Geometrically Principled Connections in Graph Neural Networks
- URL: http://arxiv.org/abs/2004.02658v1
- Date: Mon, 6 Apr 2020 13:25:46 GMT
- Title: Geometrically Principled Connections in Graph Neural Networks
- Authors: Shunwang Gong, Mehdi Bahri, Michael M. Bronstein, Stefanos Zafeiriou
- Abstract summary: We argue geometry should remain the primary driving force behind innovation in the emerging field of geometric deep learning.
We relate graph neural networks to widely successful computer graphics and data approximation models: radial basis functions (RBFs)
We introduce affine skip connections, a novel building block formed by combining a fully connected layer with any graph convolution operator.
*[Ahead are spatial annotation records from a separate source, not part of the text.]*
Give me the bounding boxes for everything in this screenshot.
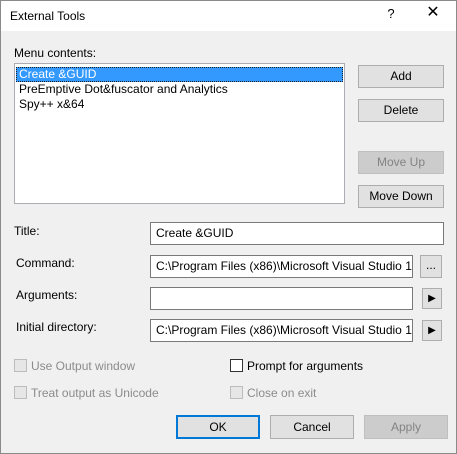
arguments-field[interactable]	[150, 287, 413, 310]
window-title: External Tools	[10, 9, 86, 23]
list-item[interactable]: Spy++ x&64	[16, 97, 343, 112]
menu-contents-list[interactable]: Create &GUID PreEmptive Dot&fuscator and…	[14, 63, 345, 204]
command-label: Command:	[16, 256, 75, 270]
initial-directory-field[interactable]: C:\Program Files (x86)\Microsoft Visual …	[150, 319, 413, 342]
arguments-label: Arguments:	[16, 288, 78, 302]
external-tools-dialog: External Tools ? ✕ Menu contents: Create…	[0, 0, 457, 454]
list-item[interactable]: PreEmptive Dot&fuscator and Analytics	[16, 82, 343, 97]
help-icon[interactable]: ?	[381, 4, 401, 24]
close-on-exit-label: Close on exit	[247, 386, 317, 400]
initial-directory-label: Initial directory:	[16, 320, 97, 334]
move-down-button[interactable]: Move Down	[358, 185, 444, 208]
cancel-button[interactable]: Cancel	[270, 415, 354, 439]
ok-button[interactable]: OK	[176, 415, 260, 439]
list-item[interactable]: Create &GUID	[16, 67, 343, 82]
title-label: Title:	[14, 224, 40, 238]
close-on-exit-checkbox[interactable]	[230, 386, 243, 399]
arguments-arrow-icon[interactable]: ▶	[422, 288, 442, 309]
prompt-for-arguments-label: Prompt for arguments	[247, 359, 364, 373]
use-output-window-checkbox[interactable]	[14, 359, 27, 372]
treat-output-as-unicode-checkbox[interactable]	[14, 386, 27, 399]
title-field[interactable]: Create &GUID	[150, 222, 444, 245]
prompt-for-arguments-checkbox[interactable]	[230, 359, 243, 372]
add-button[interactable]: Add	[358, 65, 444, 88]
delete-button[interactable]: Delete	[358, 99, 444, 122]
close-icon[interactable]: ✕	[421, 2, 445, 24]
menu-contents-label: Menu contents:	[14, 46, 97, 60]
browse-command-button[interactable]: ...	[420, 255, 442, 278]
move-up-button[interactable]: Move Up	[358, 151, 444, 174]
command-field[interactable]: C:\Program Files (x86)\Microsoft Visual …	[150, 255, 413, 278]
treat-output-as-unicode-label: Treat output as Unicode	[31, 386, 159, 400]
use-output-window-label: Use Output window	[31, 359, 136, 373]
apply-button[interactable]: Apply	[364, 415, 448, 439]
title-bar: External Tools ? ✕	[1, 1, 456, 31]
initial-directory-arrow-icon[interactable]: ▶	[422, 320, 442, 341]
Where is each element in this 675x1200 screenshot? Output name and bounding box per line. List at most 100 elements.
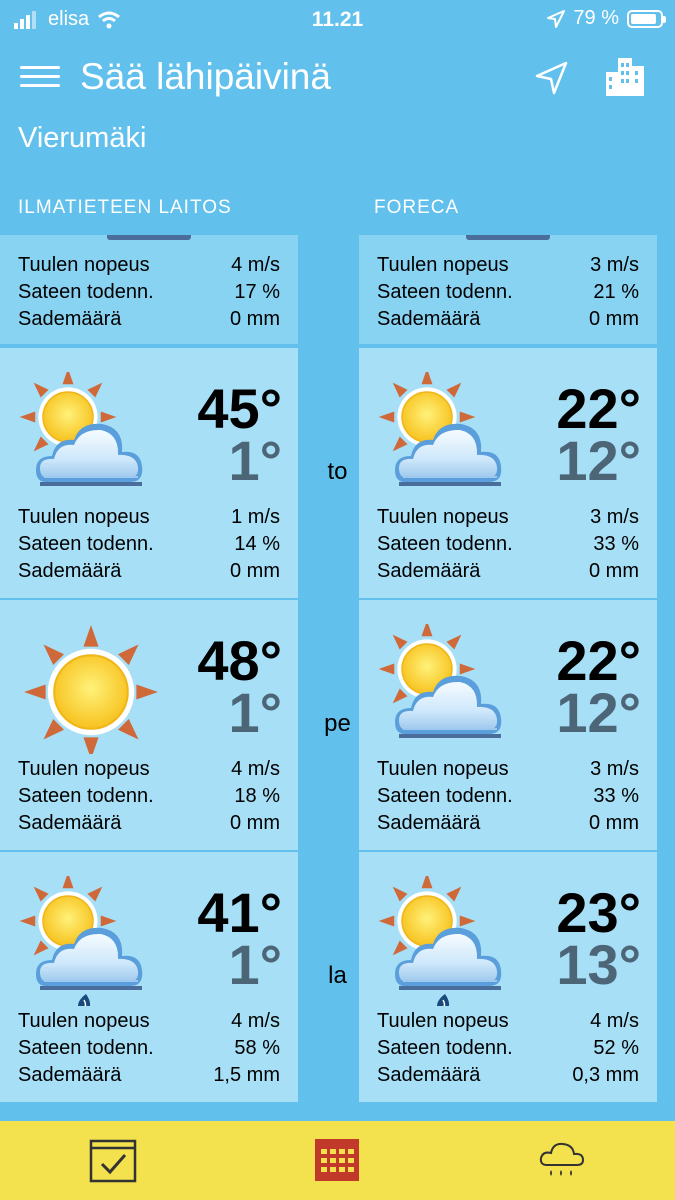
metric-row-wind: Tuulen nopeus 3 m/s [377, 254, 639, 281]
metric-row-rain-amount: Sademäärä 0 mm [377, 812, 639, 839]
day-label: la [328, 962, 347, 989]
sun-icon [8, 624, 158, 759]
metric-row-rain-amount: Sademäärä 0 mm [18, 812, 280, 839]
metric-label: Tuulen nopeus [18, 506, 150, 528]
metric-value: 18 % [234, 785, 280, 807]
metric-value: 33 % [593, 533, 639, 555]
temp-min: 12° [556, 429, 641, 492]
metric-value: 0,3 mm [572, 1064, 639, 1086]
forecast-card-foreca-pe[interactable]: 22° 12° Tuulen nopeus 3 m/s Sateen todenn. 33… [359, 600, 657, 850]
tab-bar [0, 1121, 675, 1200]
metric-label: Tuulen nopeus [377, 254, 509, 276]
status-right: 79 % [547, 7, 666, 30]
metric-row-wind: Tuulen nopeus 3 m/s [377, 506, 639, 533]
status-bar: elisa 11.21 79 % [0, 0, 675, 38]
metric-value: 1,5 mm [213, 1064, 280, 1086]
metric-label: Sateen todenn. [18, 1037, 154, 1059]
metric-label: Sademäärä [377, 1064, 481, 1086]
metric-label: Sateen todenn. [377, 785, 513, 807]
location-name: Vierumäki [18, 122, 147, 154]
temp-min: 13° [556, 933, 641, 996]
metric-value: 58 % [234, 1037, 280, 1059]
metric-label: Sademäärä [18, 812, 122, 834]
metric-label: Sateen todenn. [18, 533, 154, 555]
icon-fragment [466, 235, 550, 240]
metric-value: 0 mm [230, 308, 280, 330]
calendar-grid-icon[interactable] [312, 1135, 362, 1185]
metric-label: Sateen todenn. [377, 533, 513, 555]
metric-row-wind: Tuulen nopeus 3 m/s [377, 758, 639, 785]
metric-value: 21 % [593, 281, 639, 303]
forecast-card-foreca-to[interactable]: 22° 12° Tuulen nopeus 3 m/s Sateen todenn. 33… [359, 348, 657, 598]
metric-label: Sademäärä [377, 812, 481, 834]
forecast-card-foreca-la[interactable]: 23° 13° Tuulen nopeus 4 m/s Sateen todenn. 52… [359, 852, 657, 1102]
metric-label: Tuulen nopeus [377, 506, 509, 528]
hamburger-icon [20, 66, 60, 69]
metric-row-rain-amount: Sademäärä 0 mm [18, 560, 280, 587]
forecast-card-fmi-la[interactable]: 41° 1° Tuulen nopeus 4 m/s Sateen todenn. 58 … [0, 852, 298, 1102]
metric-label: Tuulen nopeus [377, 1010, 509, 1032]
source-header-fmi: ILMATIETEEN LAITOS [18, 197, 232, 218]
temp-min: 12° [556, 681, 641, 744]
day-label: pe [324, 710, 351, 737]
metric-value: 4 m/s [231, 758, 280, 780]
metric-value: 3 m/s [590, 758, 639, 780]
metric-value: 0 mm [589, 560, 639, 582]
metric-row-rain-amount: Sademäärä 0 mm [377, 560, 639, 587]
metric-row-rain-amount: Sademäärä 0,3 mm [377, 1064, 639, 1091]
metric-value: 33 % [593, 785, 639, 807]
metric-label: Sademäärä [377, 560, 481, 582]
metric-row-rain-chance: Sateen todenn. 58 % [18, 1037, 280, 1064]
sun-cloud-icon [367, 368, 517, 502]
metric-label: Sademäärä [18, 1064, 122, 1086]
temp-min: 1° [228, 681, 282, 744]
metric-label: Sateen todenn. [377, 281, 513, 303]
temp-min: 1° [228, 933, 282, 996]
metric-value: 4 m/s [590, 1010, 639, 1032]
page-title: Sää lähipäivinä [80, 56, 331, 97]
navigation-arrow-icon[interactable] [532, 58, 572, 98]
rain-cloud-icon[interactable] [537, 1135, 587, 1185]
battery-percent: 79 % [573, 7, 619, 29]
forecast-card-fmi-pe[interactable]: 48° 1° Tuulen nopeus 4 m/s Sateen todenn. 18 … [0, 600, 298, 850]
metric-value: 0 mm [589, 812, 639, 834]
metric-row-rain-chance: Sateen todenn. 52 % [377, 1037, 639, 1064]
metric-row-rain-amount: Sademäärä 0 mm [377, 308, 639, 335]
metric-label: Sateen todenn. [18, 281, 154, 303]
metric-label: Sademäärä [18, 560, 122, 582]
forecast-card-foreca-partial[interactable]: Tuulen nopeus 3 m/s Sateen todenn. 21 % Sade… [359, 235, 657, 344]
metric-value: 0 mm [589, 308, 639, 330]
metric-row-rain-amount: Sademäärä 1,5 mm [18, 1064, 280, 1091]
metric-value: 3 m/s [590, 506, 639, 528]
metric-value: 0 mm [230, 812, 280, 834]
metric-row-rain-chance: Sateen todenn. 18 % [18, 785, 280, 812]
metric-row-wind: Tuulen nopeus 4 m/s [18, 254, 280, 281]
menu-button[interactable] [20, 60, 60, 92]
metric-row-rain-chance: Sateen todenn. 21 % [377, 281, 639, 308]
city-buildings-icon[interactable] [604, 54, 648, 98]
icon-fragment [107, 235, 191, 240]
app-bar: Sää lähipäivinä [0, 50, 675, 110]
metric-row-rain-chance: Sateen todenn. 17 % [18, 281, 280, 308]
metric-row-wind: Tuulen nopeus 4 m/s [18, 1010, 280, 1037]
metric-value: 14 % [234, 533, 280, 555]
metric-label: Sademäärä [377, 308, 481, 330]
temp-min: 1° [228, 429, 282, 492]
checklist-calendar-icon[interactable] [88, 1135, 138, 1185]
metric-label: Tuulen nopeus [18, 758, 150, 780]
metric-value: 3 m/s [590, 254, 639, 276]
forecast-card-fmi-partial[interactable]: Tuulen nopeus 4 m/s Sateen todenn. 17 % Sade… [0, 235, 298, 344]
sun-cloud-rain-icon [8, 872, 158, 1012]
sun-cloud-icon [8, 368, 158, 502]
metric-row-wind: Tuulen nopeus 1 m/s [18, 506, 280, 533]
metric-row-rain-amount: Sademäärä 0 mm [18, 308, 280, 335]
metric-row-rain-chance: Sateen todenn. 33 % [377, 785, 639, 812]
forecast-card-fmi-to[interactable]: 45° 1° Tuulen nopeus 1 m/s Sateen todenn. 14 … [0, 348, 298, 598]
metric-label: Sateen todenn. [18, 785, 154, 807]
metric-row-rain-chance: Sateen todenn. 14 % [18, 533, 280, 560]
metric-row-wind: Tuulen nopeus 4 m/s [18, 758, 280, 785]
sun-cloud-rain-icon [367, 872, 517, 1012]
source-header-foreca: FORECA [374, 197, 460, 218]
metric-label: Tuulen nopeus [377, 758, 509, 780]
battery-icon [627, 9, 666, 28]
- Score: 66.51286736506658
- License: http://arxiv.org/licenses/nonexclusive-distrib/1.0/
- Abstract: Graph convolution operators bring the advantages of deep learning to a
variety of graph and mesh processing tasks previously deemed out of reach. With
their continued success comes the desire to design more powerful architectures,
often by adapting existing deep learning techniques to non-Euclidean data. In
this paper, we argue geometry should remain the primary driving force behind
innovation in the emerging field of geometric deep learning. We relate graph
neural networks to widely successful computer graphics and data approximation
models: radial basis functions (RBFs). We conjecture that, like RBFs, graph
convolution layers would benefit from the addition of simple functions to the
powerful convolution kernels. We introduce affine skip connections, a novel
building block formed by combining a fully connected layer with any graph
convolution operator. We experimentally demonstrate the effectiveness of our
technique and show the improved performance is the consequence of more than the
increased number of parameters. Operators equipped with the affine skip
connection markedly outperform their base performance on every task we
evaluated, i.e., shape reconstruction, dense shape correspondence, and graph
classification. We hope our simple and effective approach will serve as a solid
baseline and help ease future research in graph neural networks.